Однако краснолицый Уоллес обязательно ее поддержит, и Алфи будет очень сложно спорить с ними обоими, когда они начнут называть его «своевольным упрямцем» и «сплошным мучением». Даже пробовать не стоит. Если честно, то лучше подождать до одиннадцати лет, а уж потом забросить солнцезащитный крем, потому что становиться раковым ребенком до появления целительных способностей не хочется. Алфи повременит. На это у него ума хватит. Алфи разумен не по годам, часто повторяла в школе мисс Леннокс. Ему нравилась мисс Леннокс, и не беда, что у нее странные зубы и что она вместо «с» произносит «ш». Бедная мисс Леннокс. Жаль будет уходить от нее через десять месяцев, когда Алфи станет волшебником. Хотя уходить раковым ребенком тоже жаль, поэтому, наверное, следует подчиниться правилам солнцезащитного крема. Никакого моря. Никаких брызг. Никаких плясок и воплей у кромки воды.

Алфи отвернулся от ребят и устало побрел дальше. Вскоре он уже щурился на мороженщика, мужчину с помятым лицом и шипом в ухе.
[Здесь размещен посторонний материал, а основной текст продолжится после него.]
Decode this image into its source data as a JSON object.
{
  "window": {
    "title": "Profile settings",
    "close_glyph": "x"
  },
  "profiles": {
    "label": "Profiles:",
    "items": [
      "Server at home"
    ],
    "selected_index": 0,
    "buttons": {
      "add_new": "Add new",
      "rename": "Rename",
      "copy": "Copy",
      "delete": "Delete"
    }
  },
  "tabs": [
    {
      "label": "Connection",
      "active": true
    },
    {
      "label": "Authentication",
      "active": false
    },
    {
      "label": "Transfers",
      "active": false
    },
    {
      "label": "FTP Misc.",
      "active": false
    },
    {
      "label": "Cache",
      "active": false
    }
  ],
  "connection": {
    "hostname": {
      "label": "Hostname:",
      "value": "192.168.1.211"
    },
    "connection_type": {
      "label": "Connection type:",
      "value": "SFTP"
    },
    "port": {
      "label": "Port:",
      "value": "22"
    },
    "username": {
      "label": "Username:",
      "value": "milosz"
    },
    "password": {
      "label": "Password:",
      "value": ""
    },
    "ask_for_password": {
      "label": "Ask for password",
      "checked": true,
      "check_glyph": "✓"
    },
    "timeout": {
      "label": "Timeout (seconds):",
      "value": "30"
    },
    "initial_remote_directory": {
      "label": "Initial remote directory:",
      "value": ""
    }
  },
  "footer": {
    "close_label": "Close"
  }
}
– Два рожка, пожалуйста, – произнес Алфи. – И один лимонный сорбет.

* * *

Лучано-прорицатель – известный так же как Питер, а иногда как «чел» или «приятель» в среде наркоманов брайтонского побережья, в силу того, что он был двадцативосьмилетним белым мужчиной с дредами и носил вьетнамки независимо от сезона, – в глубине своей темной гадательной кабинки собирал вещи: ключи, деньги, солнцезащитные очки и бандану. Сегодня он закрывался рано: мечтал понежиться до заката в солнечных лучах, немного побыть в гармонии с красотами Вселенной. Не воспользоваться такой погодой было бы преступлением, сейчас лишь апрель, но стоит волшебное тепло, необычное даже для южного побережья – даже для Брайтона с его знаменитым микроклиматом. Ах, брайтонский микроклимат! Разумеется, при его упоминании Лучано-прорицатель/Питер глубокомысленно кивал и вслед за всеми в городе настаивал, что микроклимат неповторимый, вот только искренне ли кивал? Брайтон казался Лучано-прорицателю/Питеру таким же пасмурным, как и любая другая часть Англии.
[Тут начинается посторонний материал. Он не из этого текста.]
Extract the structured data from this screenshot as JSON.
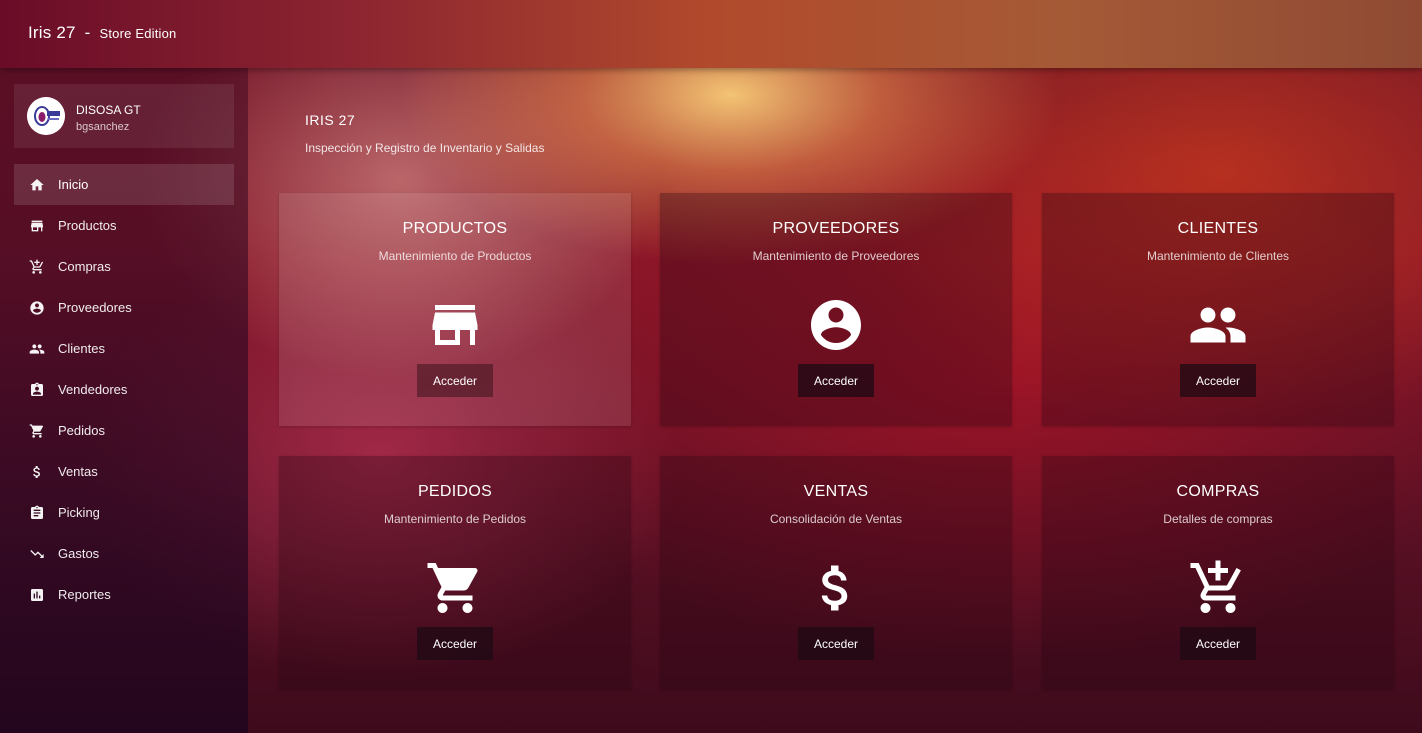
{
  "app": {
    "title": "Iris 27",
    "separator": "-",
    "edition": "Store Edition"
  },
  "profile": {
    "name": "DISOSA GT",
    "username": "bgsanchez"
  },
  "sidebar": {
    "items": [
      {
        "label": "Inicio",
        "icon": "home-icon",
        "active": true
      },
      {
        "label": "Productos",
        "icon": "store-icon"
      },
      {
        "label": "Compras",
        "icon": "add-shopping-cart-icon"
      },
      {
        "label": "Proveedores",
        "icon": "account-circle-icon"
      },
      {
        "label": "Clientes",
        "icon": "people-icon"
      },
      {
        "label": "Vendedores",
        "icon": "assignment-ind-icon"
      },
      {
        "label": "Pedidos",
        "icon": "shopping-cart-icon"
      },
      {
        "label": "Ventas",
        "icon": "dollar-icon"
      },
      {
        "label": "Picking",
        "icon": "assignment-icon"
      },
      {
        "label": "Gastos",
        "icon": "trending-down-icon"
      },
      {
        "label": "Reportes",
        "icon": "bar-chart-icon"
      }
    ]
  },
  "hero": {
    "title": "IRIS 27",
    "subtitle": "Inspección y Registro de Inventario y Salidas"
  },
  "cards": [
    {
      "title": "PRODUCTOS",
      "subtitle": "Mantenimiento de Productos",
      "icon": "store-icon",
      "button": "Acceder"
    },
    {
      "title": "PROVEEDORES",
      "subtitle": "Mantenimiento de Proveedores",
      "icon": "account-circle-icon",
      "button": "Acceder"
    },
    {
      "title": "CLIENTES",
      "subtitle": "Mantenimiento de Clientes",
      "icon": "people-icon",
      "button": "Acceder"
    },
    {
      "title": "PEDIDOS",
      "subtitle": "Mantenimiento de Pedidos",
      "icon": "shopping-cart-icon",
      "button": "Acceder"
    },
    {
      "title": "VENTAS",
      "subtitle": "Consolidación de Ventas",
      "icon": "dollar-icon",
      "button": "Acceder"
    },
    {
      "title": "COMPRAS",
      "subtitle": "Detalles de compras",
      "icon": "add-shopping-cart-icon",
      "button": "Acceder"
    }
  ]
}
Он ненадолго забылся и, натягивая бандану на грандиозную прическу, громко промурлыкал случайный отрывок из «The Great Gig in the Sky» [1] («Господи, – произнес в голове тихий назойливый голос, очень похожий на голос отца. – Совсем не Фрэнк Синатра»)… ох, сбился с мысли. «Pink Floyd», отец, собственный ужасный вокал, а что было в голове до того? Брайтонский микроклимат, погода не по сезону… Вселенная! Вот именно. Вселенная. Сегодня надо не переживать, а испытывать благодарность за свою удачу, за благословенное счастье быть частью вселенской, с позволения сказать, любящей матери. Он, Лучано-прорицатель/Питер, – дитя Вселенной, как и все люди вокруг, и этой радости у него не отнять, пусть ничего другого и нет, а если отцу не нравится, то пошел он к черту. Лучано-прорицатель/Питер воткнул солнечные очки куда-то между дредами и банданой, сунул ноги во вьетнамки и шагнул на асфальтированную дорожку. Да будет так, решил он и сам не понял, как «так», потому что растерялся от солнца и его теплой ласки.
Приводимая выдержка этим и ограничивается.